At the same time, it’s hard to take Lennon at his word a lot of the time, considering how much disdain he had for some of his own material. He famously thought that tunes like ‘It’s Only Love’ and ‘Hey Bulldog’ were pieces of garbage, and even though Paul McCartney helped write their classic hits with him, it had to take something truly exceptional to make him compliment his writing partner.
Right as they started to use the studio a little more on Rubber Soul, though, things had started to change. Outside of the marijuana they were smoking during their writing sessions, some of the biggest experiments that they did in the studio led to the trippiest effects in the world, like showing Western culture what a sitar sounded like or penning songs that were close to perfect like ‘In My Life’.
Rubber Soul may have prepped everyone for what was coming, but Revolver doubled down on the experimentation.
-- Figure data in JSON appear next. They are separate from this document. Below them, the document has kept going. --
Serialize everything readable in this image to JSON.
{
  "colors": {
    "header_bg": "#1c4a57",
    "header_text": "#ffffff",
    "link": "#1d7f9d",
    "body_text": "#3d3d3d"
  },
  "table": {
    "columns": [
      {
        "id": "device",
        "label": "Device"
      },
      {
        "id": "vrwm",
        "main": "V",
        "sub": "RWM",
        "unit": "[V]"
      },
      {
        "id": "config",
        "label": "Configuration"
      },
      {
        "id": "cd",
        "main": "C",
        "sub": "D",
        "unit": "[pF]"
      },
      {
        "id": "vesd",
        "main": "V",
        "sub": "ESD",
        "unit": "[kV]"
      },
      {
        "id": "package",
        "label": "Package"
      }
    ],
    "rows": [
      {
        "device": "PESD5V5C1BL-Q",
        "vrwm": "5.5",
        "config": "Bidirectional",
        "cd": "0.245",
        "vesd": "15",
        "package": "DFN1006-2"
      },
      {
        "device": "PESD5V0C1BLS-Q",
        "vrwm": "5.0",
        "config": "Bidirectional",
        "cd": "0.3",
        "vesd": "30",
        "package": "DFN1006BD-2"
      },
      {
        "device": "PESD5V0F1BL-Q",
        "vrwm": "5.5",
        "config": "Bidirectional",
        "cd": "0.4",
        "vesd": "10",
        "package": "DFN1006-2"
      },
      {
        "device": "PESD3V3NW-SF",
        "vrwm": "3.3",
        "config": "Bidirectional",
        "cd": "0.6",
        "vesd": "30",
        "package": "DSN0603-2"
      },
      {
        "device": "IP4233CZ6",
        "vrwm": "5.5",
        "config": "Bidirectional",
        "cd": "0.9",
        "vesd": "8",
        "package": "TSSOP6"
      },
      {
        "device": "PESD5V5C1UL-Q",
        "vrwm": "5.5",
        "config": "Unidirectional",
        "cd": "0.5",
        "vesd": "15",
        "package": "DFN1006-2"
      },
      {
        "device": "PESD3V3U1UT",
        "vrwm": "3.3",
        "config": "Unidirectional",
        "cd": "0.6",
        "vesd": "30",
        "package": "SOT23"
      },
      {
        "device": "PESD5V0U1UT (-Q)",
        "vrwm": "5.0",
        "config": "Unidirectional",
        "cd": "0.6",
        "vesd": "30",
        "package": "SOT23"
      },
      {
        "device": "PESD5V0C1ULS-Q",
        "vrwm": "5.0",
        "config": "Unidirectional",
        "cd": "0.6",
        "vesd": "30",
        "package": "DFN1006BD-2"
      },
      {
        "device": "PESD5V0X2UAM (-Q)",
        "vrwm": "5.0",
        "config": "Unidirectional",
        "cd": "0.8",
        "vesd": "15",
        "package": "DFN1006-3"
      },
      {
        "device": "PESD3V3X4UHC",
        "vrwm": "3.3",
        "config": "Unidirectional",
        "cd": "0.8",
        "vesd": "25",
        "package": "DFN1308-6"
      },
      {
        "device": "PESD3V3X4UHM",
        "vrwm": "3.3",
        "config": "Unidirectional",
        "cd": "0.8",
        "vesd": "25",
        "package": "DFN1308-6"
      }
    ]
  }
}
Although McCartney was getting more interested in ballad-like textures, Lennon was going nutty with what he could do with his voice, practically leaving the audience wondering where the hell they were going to go once the ending of ‘Tomorrow Never Knows’ came.
Right as the summer of 1967 started, though, Sgt Pepper marked the band’s swan dive into new territory. They had finally grown out of their moptop skin, and in its place were studio technicians who were looking to do whatever it took to get the best track, whether that meant putting two takes together on the single ‘Strawberry Fields Forever’ or making surreal art like the ending of ‘A Day in the Life’ or the wonderland of ‘Being for the Benefit of Mr Kite’.
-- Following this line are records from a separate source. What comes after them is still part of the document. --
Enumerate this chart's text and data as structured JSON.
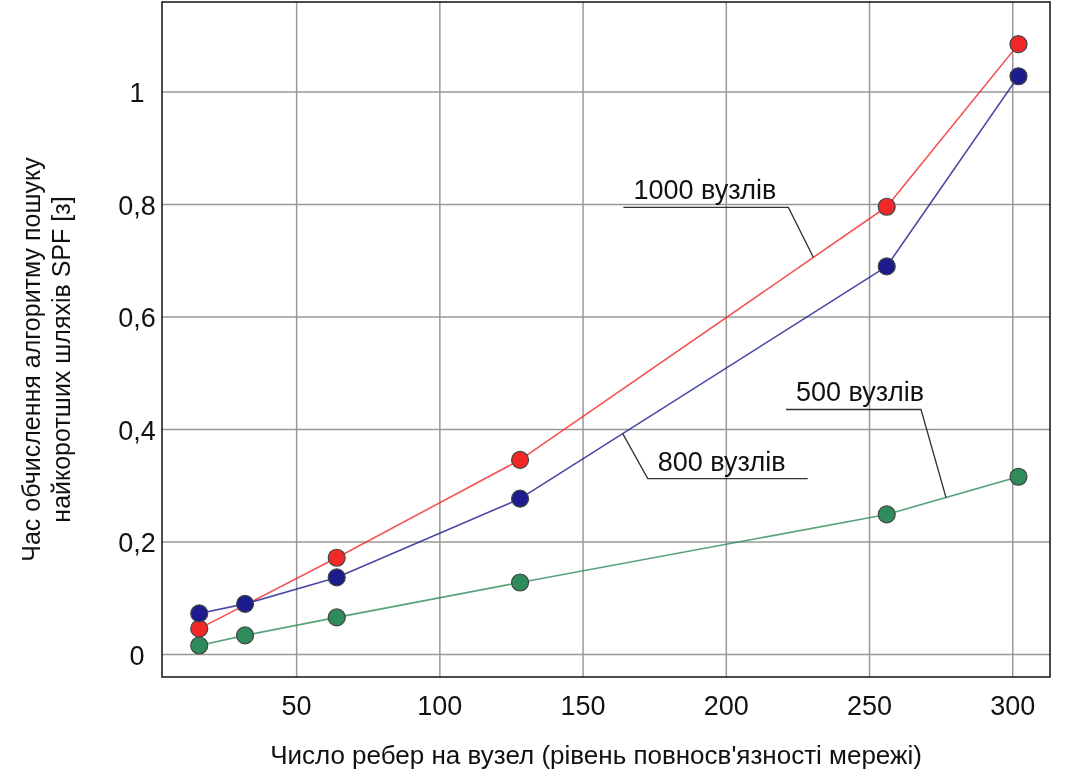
{
  "chart_data": {
    "type": "line",
    "xlabel": "Число ребер на вузел (рівень повносв'язності мережі)",
    "ylabel": "Час обчислення алгоритму пошуку найкоротших шляхів SPF [з]",
    "xlim": [
      3,
      313
    ],
    "ylim": [
      -0.04,
      1.16
    ],
    "xticks": [
      50,
      100,
      150,
      200,
      250,
      300
    ],
    "yticks": [
      0,
      {
        "value": 0.2,
        "label": "0,2"
      },
      {
        "value": 0.4,
        "label": "0,4"
      },
      {
        "value": 0.6,
        "label": "0,6"
      },
      {
        "value": 0.8,
        "label": "0,8"
      },
      1
    ],
    "grid": true,
    "legend": false,
    "marker": "circle",
    "line_style": "solid",
    "series": [
      {
        "name": "1000 вузлів",
        "color": "#f02828",
        "x": [
          16,
          64,
          128,
          256,
          302
        ],
        "values": [
          0.046,
          0.172,
          0.346,
          0.796,
          1.085
        ]
      },
      {
        "name": "800 вузлів",
        "color": "#1c1c8c",
        "x": [
          16,
          32,
          64,
          128,
          256,
          302
        ],
        "values": [
          0.073,
          0.09,
          0.137,
          0.277,
          0.69,
          1.028
        ]
      },
      {
        "name": "500 вузлів",
        "color": "#2e8b5a",
        "x": [
          16,
          32,
          64,
          128,
          256,
          302
        ],
        "values": [
          0.016,
          0.034,
          0.066,
          0.128,
          0.249,
          0.316
        ]
      }
    ]
  }
}
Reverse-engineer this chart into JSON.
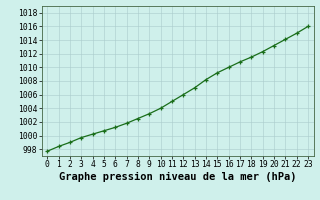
{
  "x": [
    0,
    1,
    2,
    3,
    4,
    5,
    6,
    7,
    8,
    9,
    10,
    11,
    12,
    13,
    14,
    15,
    16,
    17,
    18,
    19,
    20,
    21,
    22,
    23
  ],
  "y": [
    997.7,
    998.4,
    999.0,
    999.7,
    1000.2,
    1000.7,
    1001.2,
    1001.8,
    1002.5,
    1003.2,
    1004.0,
    1005.0,
    1006.0,
    1007.0,
    1008.2,
    1009.2,
    1010.0,
    1010.8,
    1011.5,
    1012.3,
    1013.2,
    1014.1,
    1015.0,
    1016.0
  ],
  "xlim_min": -0.5,
  "xlim_max": 23.5,
  "ylim_min": 997,
  "ylim_max": 1019,
  "yticks": [
    998,
    1000,
    1002,
    1004,
    1006,
    1008,
    1010,
    1012,
    1014,
    1016,
    1018
  ],
  "xticks": [
    0,
    1,
    2,
    3,
    4,
    5,
    6,
    7,
    8,
    9,
    10,
    11,
    12,
    13,
    14,
    15,
    16,
    17,
    18,
    19,
    20,
    21,
    22,
    23
  ],
  "line_color": "#1a6e1a",
  "marker": "+",
  "bg_color": "#cff0eb",
  "grid_color": "#aacccc",
  "xlabel": "Graphe pression niveau de la mer (hPa)",
  "xlabel_fontsize": 7.5,
  "tick_fontsize": 5.8,
  "line_width": 0.9,
  "marker_size": 3.5,
  "marker_edge_width": 0.9
}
Despite his opinion that the album was a bit overhyped, Lennon couldn’t deny that Pepper marked a major turning point for the group, saying, “It was our peak, you know. And Paul and I [were] definitely working together, especially on ‘Day In The Life’… The way we wrote a lot of the time was you’d write a good bit, which was easy, and when you got stuck instead of carrying on, whenever it got hard, we’d just drop it. We’d meet each other, and I’d sing half, and he’d be inspired to write the next bit, and vice versa.”
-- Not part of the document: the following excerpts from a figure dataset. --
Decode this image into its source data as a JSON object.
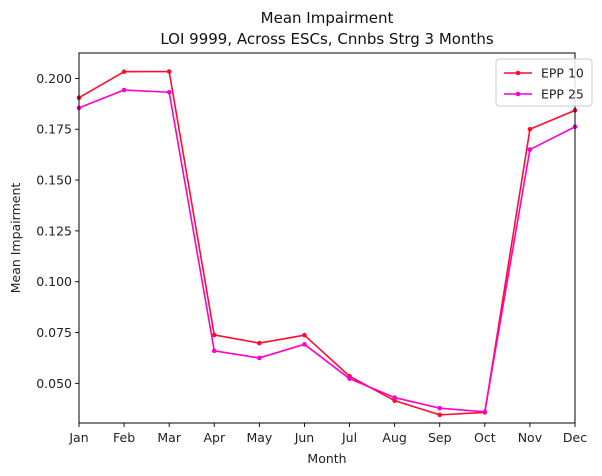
{
  "chart_data": {
    "type": "line",
    "title": "Mean Impairment",
    "subtitle": "LOI 9999, Across ESCs, Cnnbs Strg 3 Months",
    "xlabel": "Month",
    "ylabel": "Mean Impairment",
    "categories": [
      "Jan",
      "Feb",
      "Mar",
      "Apr",
      "May",
      "Jun",
      "Jul",
      "Aug",
      "Sep",
      "Oct",
      "Nov",
      "Dec"
    ],
    "yticks": [
      "0.050",
      "0.075",
      "0.100",
      "0.125",
      "0.150",
      "0.175",
      "0.200"
    ],
    "ylim": [
      0.0305,
      0.2125
    ],
    "grid": false,
    "legend_position": "top-right",
    "series": [
      {
        "name": "EPP 10",
        "color": "#ff0d2d",
        "values": [
          0.1905,
          0.2033,
          0.2034,
          0.0738,
          0.0698,
          0.0737,
          0.0535,
          0.0415,
          0.0345,
          0.0357,
          0.175,
          0.1843
        ]
      },
      {
        "name": "EPP 25",
        "color": "#ff00cc",
        "values": [
          0.1855,
          0.1943,
          0.1932,
          0.066,
          0.0625,
          0.0692,
          0.0523,
          0.043,
          0.0378,
          0.036,
          0.165,
          0.1762
        ]
      }
    ]
  }
}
Listening to Lennon describe the way that he and McCartney worked together, it’s hard not to see that becoming fractured at this point as well. Despite being known as the driving force behind the group, Lennon seemed to hand that duty over to McCartney on this album, letting him make his fanciful tunes the calling card of the album like ‘When I’m 64’.
Lennon may have favoured albums like The White Album for being so strange for their career, but it’s hard to deny that Sgt Peppers was a watershed moment for the group and rock and roll at large. By the time the Summer of Love fully began, this soundtrack made people believe that music could change the world.